Supreme Court takes up DACA case, rejects Alabama abortion appeal News
Photo credit: Stephanie Sundier
Supreme Court takes up DACA case, rejects Alabama abortion appeal

The US Supreme Court added 13 cases to its docket for the October 2019 term Friday, including three cases challenging the Trump administration’s decision to terminate the Deferred Action for Childhood Arrivals (DACA) program that protected undocumented immigrants who arrived in the US as children from deportation. The court also denied review of an Alabama abortion law.

The three DACA cases have been consolidated for one hour of oral argument: Department of Homeland Security v. Regents of the University of California, Trump v. NAACP and McAleenan v. Vidal. The court is asked to decide first, whether the decision to end DACA is judicially reviewable, and, if so, whether the decision is lawful.

In Marshall v. West Alabama Women’s Center, the court declined to review an appeals court decision invalidating an Alabama state law prohibiting dilation and evacuation abortions, the most common second-trimester abortion procedure. The denial allows the lower court ruling to stand. Justice Clarence Thomas wrote a separate concurrence, noting that, “The notion that anything in the Constitution prevents States from passing laws prohibiting the dismembering of a living child is implausible.”

In Kelly v. United States the court will hear a case surrounding the so-called “Bridgegate,” in which staff for New Jersey Governor Chris Christie colluded to change traffic patterns on the George Washington Bridge in order to create traffic jams in Fort Lee, New Jersey. Former Christie staffer Bridget Kelly was convicted and sentence to 18 months for her role in the scandal. In this case, the court is asked to determine whether “a public official ‘defraud[s]’ the government of its property by advancing a ‘public policy reason’ for an official decision that is not her subjective ‘real reason’ for making the decision.”
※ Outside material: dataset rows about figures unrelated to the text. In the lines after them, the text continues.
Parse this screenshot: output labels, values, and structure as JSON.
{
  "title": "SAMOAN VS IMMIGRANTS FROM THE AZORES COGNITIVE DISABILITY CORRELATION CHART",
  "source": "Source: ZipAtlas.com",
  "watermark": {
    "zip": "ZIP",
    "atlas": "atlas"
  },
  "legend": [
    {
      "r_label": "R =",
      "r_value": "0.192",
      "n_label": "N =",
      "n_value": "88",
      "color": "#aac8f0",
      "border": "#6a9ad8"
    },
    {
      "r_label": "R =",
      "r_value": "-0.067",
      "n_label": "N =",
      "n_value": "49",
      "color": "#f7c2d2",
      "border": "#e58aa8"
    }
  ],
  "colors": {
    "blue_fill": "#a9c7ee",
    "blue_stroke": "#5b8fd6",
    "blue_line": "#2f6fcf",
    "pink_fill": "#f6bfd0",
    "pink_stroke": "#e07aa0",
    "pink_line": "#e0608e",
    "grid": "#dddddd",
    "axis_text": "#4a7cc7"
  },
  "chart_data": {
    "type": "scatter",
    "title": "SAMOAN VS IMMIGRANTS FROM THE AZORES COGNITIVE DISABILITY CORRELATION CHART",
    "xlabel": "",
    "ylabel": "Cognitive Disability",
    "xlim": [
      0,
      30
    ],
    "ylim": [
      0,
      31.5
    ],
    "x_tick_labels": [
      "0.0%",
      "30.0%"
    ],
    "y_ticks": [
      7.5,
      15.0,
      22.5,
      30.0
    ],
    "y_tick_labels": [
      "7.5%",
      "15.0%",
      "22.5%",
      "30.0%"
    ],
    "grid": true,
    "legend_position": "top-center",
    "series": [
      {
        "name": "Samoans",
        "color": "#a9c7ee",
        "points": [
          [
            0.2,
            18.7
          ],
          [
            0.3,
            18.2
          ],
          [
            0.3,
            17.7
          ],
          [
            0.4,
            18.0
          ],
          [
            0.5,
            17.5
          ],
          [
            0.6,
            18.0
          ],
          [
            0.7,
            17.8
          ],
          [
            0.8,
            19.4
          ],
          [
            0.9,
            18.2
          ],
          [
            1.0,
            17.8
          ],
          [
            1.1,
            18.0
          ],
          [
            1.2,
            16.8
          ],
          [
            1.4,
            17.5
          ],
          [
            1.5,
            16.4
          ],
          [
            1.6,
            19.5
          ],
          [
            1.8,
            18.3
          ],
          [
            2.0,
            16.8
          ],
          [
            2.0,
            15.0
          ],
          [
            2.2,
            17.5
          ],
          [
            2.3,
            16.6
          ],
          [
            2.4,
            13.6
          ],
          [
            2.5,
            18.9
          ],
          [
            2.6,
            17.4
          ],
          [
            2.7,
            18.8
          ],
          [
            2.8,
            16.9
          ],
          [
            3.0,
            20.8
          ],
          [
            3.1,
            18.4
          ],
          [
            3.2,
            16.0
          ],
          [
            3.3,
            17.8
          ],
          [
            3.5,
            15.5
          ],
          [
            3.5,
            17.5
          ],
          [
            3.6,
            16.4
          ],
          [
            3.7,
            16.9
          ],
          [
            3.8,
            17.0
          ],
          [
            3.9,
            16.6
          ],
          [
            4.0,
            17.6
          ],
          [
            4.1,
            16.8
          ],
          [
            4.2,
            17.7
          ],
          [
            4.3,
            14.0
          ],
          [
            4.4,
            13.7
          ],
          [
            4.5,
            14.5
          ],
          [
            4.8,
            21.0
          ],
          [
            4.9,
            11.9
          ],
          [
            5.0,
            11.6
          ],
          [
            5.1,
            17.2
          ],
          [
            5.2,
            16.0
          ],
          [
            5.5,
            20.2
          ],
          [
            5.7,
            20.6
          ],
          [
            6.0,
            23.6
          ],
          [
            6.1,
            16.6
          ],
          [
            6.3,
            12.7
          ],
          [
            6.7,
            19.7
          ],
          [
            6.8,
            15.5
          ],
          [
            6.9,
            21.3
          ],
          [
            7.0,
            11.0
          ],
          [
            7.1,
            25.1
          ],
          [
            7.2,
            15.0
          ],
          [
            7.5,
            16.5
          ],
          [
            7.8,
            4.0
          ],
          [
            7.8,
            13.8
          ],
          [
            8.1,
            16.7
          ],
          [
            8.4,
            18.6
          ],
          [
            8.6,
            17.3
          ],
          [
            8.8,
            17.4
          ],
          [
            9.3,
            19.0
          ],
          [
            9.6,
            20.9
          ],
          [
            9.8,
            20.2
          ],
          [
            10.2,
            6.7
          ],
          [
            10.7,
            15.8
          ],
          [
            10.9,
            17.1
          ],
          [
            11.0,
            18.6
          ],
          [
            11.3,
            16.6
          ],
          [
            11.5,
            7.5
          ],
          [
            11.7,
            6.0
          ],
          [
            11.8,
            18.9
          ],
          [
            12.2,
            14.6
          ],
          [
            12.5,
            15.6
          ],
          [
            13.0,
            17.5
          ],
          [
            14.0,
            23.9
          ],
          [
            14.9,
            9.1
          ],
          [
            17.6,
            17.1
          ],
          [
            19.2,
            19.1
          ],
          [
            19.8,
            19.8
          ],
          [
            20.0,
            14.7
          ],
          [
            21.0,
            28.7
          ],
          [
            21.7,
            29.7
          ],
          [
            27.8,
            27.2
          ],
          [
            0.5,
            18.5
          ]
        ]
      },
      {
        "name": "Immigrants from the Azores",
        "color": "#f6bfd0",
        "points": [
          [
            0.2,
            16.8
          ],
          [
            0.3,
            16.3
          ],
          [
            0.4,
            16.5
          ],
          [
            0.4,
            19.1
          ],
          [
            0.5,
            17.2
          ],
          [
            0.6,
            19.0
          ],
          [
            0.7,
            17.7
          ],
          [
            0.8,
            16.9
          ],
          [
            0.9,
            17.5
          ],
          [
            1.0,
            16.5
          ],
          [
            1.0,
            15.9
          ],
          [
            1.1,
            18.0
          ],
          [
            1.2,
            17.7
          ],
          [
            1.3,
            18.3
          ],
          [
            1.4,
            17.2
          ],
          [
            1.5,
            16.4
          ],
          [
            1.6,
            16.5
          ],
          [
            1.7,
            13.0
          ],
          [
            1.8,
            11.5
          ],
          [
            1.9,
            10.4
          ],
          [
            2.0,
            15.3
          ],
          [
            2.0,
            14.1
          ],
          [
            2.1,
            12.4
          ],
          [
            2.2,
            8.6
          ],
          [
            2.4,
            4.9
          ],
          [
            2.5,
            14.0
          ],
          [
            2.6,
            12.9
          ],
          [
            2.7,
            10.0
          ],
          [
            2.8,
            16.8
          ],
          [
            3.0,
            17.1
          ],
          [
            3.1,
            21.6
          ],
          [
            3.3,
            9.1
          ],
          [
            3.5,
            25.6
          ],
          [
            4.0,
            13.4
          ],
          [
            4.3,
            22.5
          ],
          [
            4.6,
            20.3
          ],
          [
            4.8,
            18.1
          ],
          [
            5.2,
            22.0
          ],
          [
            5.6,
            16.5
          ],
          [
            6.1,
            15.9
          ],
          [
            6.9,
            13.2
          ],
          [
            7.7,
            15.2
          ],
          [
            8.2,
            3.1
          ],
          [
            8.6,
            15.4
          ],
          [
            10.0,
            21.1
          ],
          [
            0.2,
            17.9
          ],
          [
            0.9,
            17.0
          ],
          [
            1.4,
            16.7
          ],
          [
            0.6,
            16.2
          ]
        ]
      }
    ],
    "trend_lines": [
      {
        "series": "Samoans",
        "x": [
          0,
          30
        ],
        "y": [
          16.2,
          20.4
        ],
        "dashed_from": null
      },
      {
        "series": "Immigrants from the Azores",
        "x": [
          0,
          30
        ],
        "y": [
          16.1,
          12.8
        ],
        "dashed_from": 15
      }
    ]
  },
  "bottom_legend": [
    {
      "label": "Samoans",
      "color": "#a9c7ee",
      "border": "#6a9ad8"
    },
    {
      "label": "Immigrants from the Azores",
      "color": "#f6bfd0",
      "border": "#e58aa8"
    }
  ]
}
In Espinoza v. Montana Department of Revenue the court will consider a challenge over public funding for parents who opt to send their children to religious schools. The issue facing the court is whether “it violate[s] the Religion Clauses or Equal Protection Clause of the United States Constitution to invalidate a generally available and religiously neutral student-aid program simply because the program affords students the choice of attending religious schools.”

Opati v. Republic of Sudan is a case stemming from the 1998 bombing of the US Embassies in Kenya and Tanzania. The court limited the grant to question 2: “Whether, consistent with this Court’s decision in Republic of Austria v. Altmann … the Foreign Sovereign Immunities Act applies retroactively, thereby permitting recovery of punitive damages under 28 USC § 1605A(c) against foreign states for terrorist activities occurring prior to the passage of the current version of the statute.”

In Thole v. U.S. Bank, N.A. the court will decide two questions posed in the petition: “1. May an ERISA plan participant or beneficiary seek injunctive relief against fiduciary misconduct under 29 USC 1132(a)(3) without demonstrating individual financial loss or the imminent risk thereof? 2. May an ERISA plan participant or beneficiary seek restoration of plan losses caused by fiduciary breach under 29 USC 1132(a)(2) without demonstrating individual financial loss or the imminent risk thereof?” The court also directed the parties to address the question of whether petitioners have demonstrated Article III standing.

In Babb v. Wilkie the court will determine “whether the federal-sector provision of the Age Discrimination in Employment Act of 1967, which provides that personnel actions affecting agency employees aged 40 years or older shall be made free from any ‘discrimination based on age,’ … requires a plaintiff to prove that age was a but-for cause of the challenged personnel action.”

In GE Energy Power Conversion France SAS v. Outokumpu Stainless USA LLC the court must decide “whether the Convention on the Recognition and Enforcement of Foreign Arbitral Awards (the New York Convention) permits a non-signatory to an arbitration agreement to compel arbitration based on the doctrine of equitable estoppel.”

In Lucky Brand Dungarees Inc. v. Marcel Fashion Group Inc. the court has been asked to decide “whether, when a plaintiff asserts new claims, federal preclusion principles can bar a defendant from raising defenses that were not actually litigated and resolved in any prior case between the parties.”

In Romag Fasteners Inc. v. Fossil Inc. the court will consider “whether, under section 35 of the Lanham Act, 15 USC § 1117(a), willful infringement is a prerequisite for an award of an infringer’s profits for a violation of section 43(a), id. § 1125(a).”

In Rodriguez v. Federal Deposit Insurance Corp. the court will determine “whether courts should determine ownership of a tax refund paid to an affiliated group based on the federal common law ‘Bob Richards rule.'”

Finally, in Shular v. United States the court will decide “whether the determination of a ‘serious drug offense’ under the Armed Career Criminal Act requires the same categorical approach used in the determination of a ‘violent felony’ under the Act?’

Also Friday, the court denied review in McGee v. McFadden, drawing a dissent from Justice Sonia Sotomayor. The case concerned a life sentence where the state failed to disclose evidence.